When we moved from Alabama to South Carolina I had to get rid of hundreds of books. We just had no place in our new house for all my books. And it was a grief running my fingers over the spines on the bookshelves trying to figure out what I really could part with. Some of those books I had not opened in thirty years. But once upon a time this book or that book had opened some door to a larger and more special world. Some of these books I will keep until I leave this world.

But other books keep me going just like that cereal does in the morning and my evening meal. In college I did a reading for some class and I still remember one of those lines: “There’s nothing like a book to take you lands away.” I still find this to be true. Sometimes my reading is just flat-out escape reading. It’s a way to shut out the “out there” and just forget it all.

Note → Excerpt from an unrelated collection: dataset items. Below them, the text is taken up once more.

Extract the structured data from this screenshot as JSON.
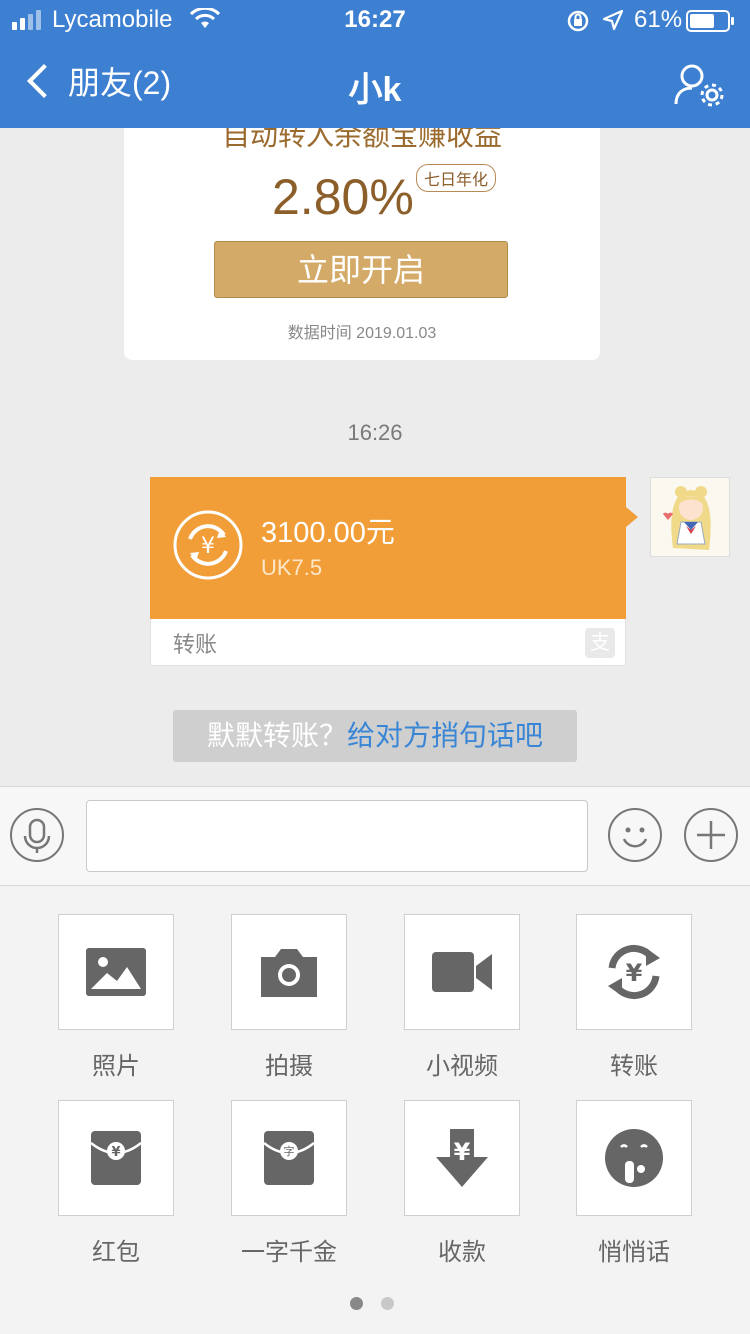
{
  "status": {
    "carrier": "Lycamobile",
    "time": "16:27",
    "battery": "61%"
  },
  "nav": {
    "back_label": "朋友(2)",
    "title": "小k"
  },
  "promo": {
    "text": "自动转入余额宝赚收益",
    "rate": "2.80%",
    "rate_tag": "七日年化",
    "button": "立即开启",
    "date": "数据时间 2019.01.03"
  },
  "chat": {
    "time": "16:26",
    "transfer": {
      "amount": "3100.00元",
      "memo": "UK7.5",
      "label": "转账",
      "alipay_mark": "支"
    }
  },
  "hint": {
    "prefix": "默默转账？",
    "link": "给对方捎句话吧"
  },
  "input": {
    "value": "",
    "placeholder": ""
  },
  "actions": [
    {
      "label": "照片",
      "icon": "photo-icon"
    },
    {
      "label": "拍摄",
      "icon": "camera-icon"
    },
    {
      "label": "小视频",
      "icon": "video-icon"
    },
    {
      "label": "转账",
      "icon": "transfer-icon"
    },
    {
      "label": "红包",
      "icon": "red-envelope-icon"
    },
    {
      "label": "一字千金",
      "icon": "word-envelope-icon"
    },
    {
      "label": "收款",
      "icon": "receive-money-icon"
    },
    {
      "label": "悄悄话",
      "icon": "whisper-icon"
    }
  ],
  "pager": {
    "total": 2,
    "current": 1
  },
  "colors": {
    "nav_bg": "#3d7fd1",
    "transfer_orange": "#f19e38",
    "promo_gold": "#d4aa68",
    "link_blue": "#3a86d6",
    "icon_gray": "#666666"
  }
}
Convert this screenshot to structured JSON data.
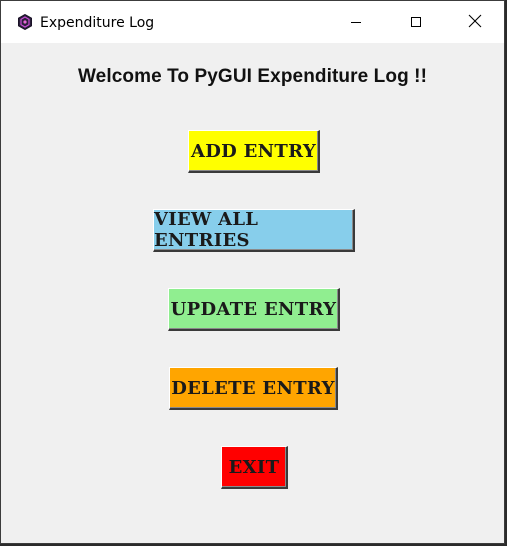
{
  "window": {
    "title": "Expenditure Log",
    "app_icon": "hexagon-app-icon",
    "controls": [
      "minimize-icon",
      "maximize-icon",
      "close-icon"
    ]
  },
  "main": {
    "heading": "Welcome To PyGUI Expenditure Log !!"
  },
  "buttons": {
    "add": {
      "label": "ADD ENTRY",
      "color": "#ffff00"
    },
    "view": {
      "label": "VIEW ALL ENTRIES",
      "color": "#87ceeb"
    },
    "update": {
      "label": "UPDATE ENTRY",
      "color": "#90ee90"
    },
    "delete": {
      "label": "DELETE ENTRY",
      "color": "#ffa500"
    },
    "exit": {
      "label": "EXIT",
      "color": "#ff0000"
    }
  }
}
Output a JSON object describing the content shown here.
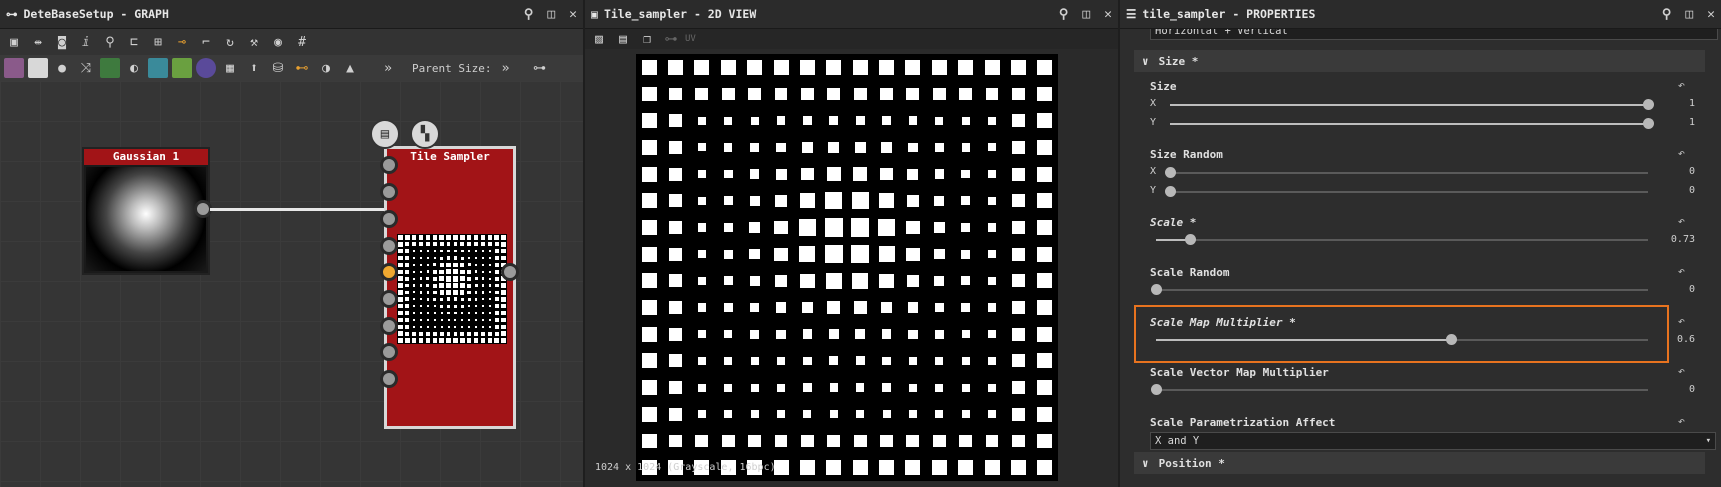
{
  "graph": {
    "title": "DeteBaseSetup - GRAPH",
    "parent_size_label": "Parent Size:",
    "nodes": {
      "gaussian": {
        "label": "Gaussian 1"
      },
      "tile_sampler": {
        "label": "Tile Sampler"
      }
    }
  },
  "view2d": {
    "title": "Tile_sampler - 2D VIEW",
    "uv_label": "UV",
    "status": "1024 x 1024 (Grayscale, 16bpc)"
  },
  "properties": {
    "title": "tile_sampler - PROPERTIES",
    "top_dropdown": "Horizontal + Vertical",
    "section_size": "Size *",
    "section_position": "Position *",
    "size": {
      "label": "Size",
      "x_axis": "X",
      "y_axis": "Y",
      "x_value": "1",
      "y_value": "1",
      "x_fraction": 1.0,
      "y_fraction": 1.0
    },
    "size_random": {
      "label": "Size Random",
      "x_axis": "X",
      "y_axis": "Y",
      "x_value": "0",
      "y_value": "0",
      "x_fraction": 0.0,
      "y_fraction": 0.0
    },
    "scale": {
      "label": "Scale *",
      "value": "0.73",
      "fraction": 0.07
    },
    "scale_random": {
      "label": "Scale Random",
      "value": "0",
      "fraction": 0.0
    },
    "scale_map_multiplier": {
      "label": "Scale Map Multiplier *",
      "value": "0.6",
      "fraction": 0.6
    },
    "scale_vector_map_multiplier": {
      "label": "Scale Vector Map Multiplier",
      "value": "0",
      "fraction": 0.0
    },
    "scale_parametrization_affect": {
      "label": "Scale Parametrization Affect",
      "value": "X and Y"
    }
  },
  "colors": {
    "node_red": "#a21417",
    "highlight": "#e8731f",
    "pin_active": "#f0a830"
  }
}
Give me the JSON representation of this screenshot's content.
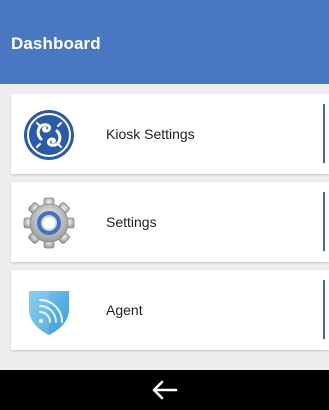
{
  "header": {
    "title": "Dashboard"
  },
  "items": [
    {
      "label": "Kiosk Settings",
      "icon": "ge-logo-icon"
    },
    {
      "label": "Settings",
      "icon": "gear-icon"
    },
    {
      "label": "Agent",
      "icon": "shield-wifi-icon"
    }
  ],
  "nav": {
    "back_icon": "back-arrow-icon"
  },
  "colors": {
    "header": "#4a77c2",
    "accent": "#3b6bbf",
    "list_background": "#eeeeee",
    "navbar": "#000000"
  }
}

But most days I turn for just a few minutes to some wise words that set me to thinking or alters my perspective. This is not escape reading—for these books throw me back into the swim of life. They touch something deep within me and often just make me glad to be alive.

The last few years I’ve discovered some of the wonder of poetry. I love what Maya Angelou has said about poetry. “Poetry can tell us what human beings are. I can tell us why we stumble and fall and how, miraculously, we can stand up.” I have been surrounded by a great cloud of witnesses. Wendell Berry...Czeslaw Milosz...Langston Hughes...Mary Oliver...Denise Levertov...Donald Hall and his beloved late wife, Jane Kenyon. I discovered Siegfried Sassoon, the English War poet, poem on the end of World War I standing in front of a plate glass window of a book shop in Oxford. It was typewritten in the window:

Everyone suddenly burst out singing;
And I was fill’d with such delight
As prison’d birds must find in freedom
Winging wildly across the white
Orchards and dark-green fields; on; on; and out of sight.

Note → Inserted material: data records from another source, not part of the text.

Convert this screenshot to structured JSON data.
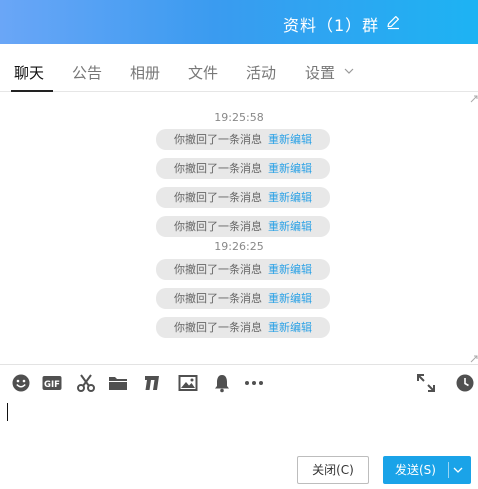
{
  "header": {
    "title": "资料（1）群",
    "edit_icon": "pencil-icon"
  },
  "tabs": [
    {
      "label": "聊天",
      "active": true
    },
    {
      "label": "公告"
    },
    {
      "label": "相册"
    },
    {
      "label": "文件"
    },
    {
      "label": "活动"
    },
    {
      "label": "设置"
    }
  ],
  "chat": {
    "groups": [
      {
        "time": "19:25:58",
        "notices": [
          {
            "text": "你撤回了一条消息",
            "action": "重新编辑"
          },
          {
            "text": "你撤回了一条消息",
            "action": "重新编辑"
          },
          {
            "text": "你撤回了一条消息",
            "action": "重新编辑"
          },
          {
            "text": "你撤回了一条消息",
            "action": "重新编辑"
          }
        ]
      },
      {
        "time": "19:26:25",
        "notices": [
          {
            "text": "你撤回了一条消息",
            "action": "重新编辑"
          },
          {
            "text": "你撤回了一条消息",
            "action": "重新编辑"
          },
          {
            "text": "你撤回了一条消息",
            "action": "重新编辑"
          }
        ]
      }
    ]
  },
  "toolbar": {
    "icons": [
      "emoji-icon",
      "gif-icon",
      "scissors-icon",
      "folder-icon",
      "font-icon",
      "image-icon",
      "bell-icon",
      "more-icon",
      "expand-icon",
      "history-icon"
    ],
    "gif_text": "GIF"
  },
  "buttons": {
    "close_label": "关闭(C)",
    "send_label": "发送(S)"
  },
  "colors": {
    "accent": "#1aa3e8",
    "link": "#2aa1e6",
    "header_start": "#6aa6f7",
    "header_end": "#1db3f3"
  }
}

Everyone’s voice was suddenly lifted,
And beauty came like the setting sun.
My heart was shaken with tears; and horror
Drifted away . . . O but every one
Was a bird; and the song was wordless; the singing
    will never be done.”

 From there I turned to Wilfred Owens and other War poets. Bryan Turner’s Here, Bullet is a powerful statement about our war in Iraq. Raymond Carver has always moved me deeply. Ever read his poem, Late Fragment. It was the last poem published in the last book he wrote:

And did you get what
You wanted from this life, even so?
I did.

And what did you want?
To call myself beloved, to feel myself
Beloved on the earth.”

William Stafford, the poet from the Western part of the country is one of my favorites. And to those I would add: Billy Collins and the less-known but wonderful Alden Nowland from Newfoundland. I hope you don’t find this pretentious or name-dropping.  I am not trying to impress you with how smart I am. I simply wanted to share with you some of my lights along the way that remind me of my humanity and the wonder of life itself. 

Neil Astley’s three volumes of collected poetry have introduced me to many poets I have never heard of that are doing great work. Interested? His books are:  Staying Alive, Being Alive and Being Human. He hails from England and has compiled many books of poetry.

But maybe Mary Oliver says best when I am trying to say.

“You do not have to be good.
You do not have to walk on your knees
for a hundred miles through the desert, repenting,
You only have to let the soft animal of your body
   love what it loves.
Tell me about despair, yours, and I will tell you mine.
Meanwhile the world goes on.
Meanwhile the sun and the clear pebbles of the rain
are moving across the landscapes,
over the prairies and the deep trees,
the mountains and the rivers.
Meanwhile the wild geese, high in the clean blue air,
are heading home again.
Whoever you are, no mater how lonely,
the world offers itself to your imagination,
calls to you like the wild geese, harsh and exciting—
over and over announcing your place
In the family of things."

Not a bad  Benediction.

1 comment:

  1. Great post! I consider poetry - all poetry - to be a part of our open canon of scripture. I especially like Mary Oliver whom you quoted here.

    Also, as I read the war poets you cited, what poems are being written about our current prolonged wars in the Persian Gulf region? I think they are tragic and quite different from WWI and WWII. We no longer have a call for citizens to come to our nations defense, but we turn our wars over to a separate class of paid warriors and contracted companies, while ordinary citizens carry on with shopping and other niceties. Still, there are scars of war that should be told, perhaps they are being told. I'll have to go looking to see what our new poets are saying.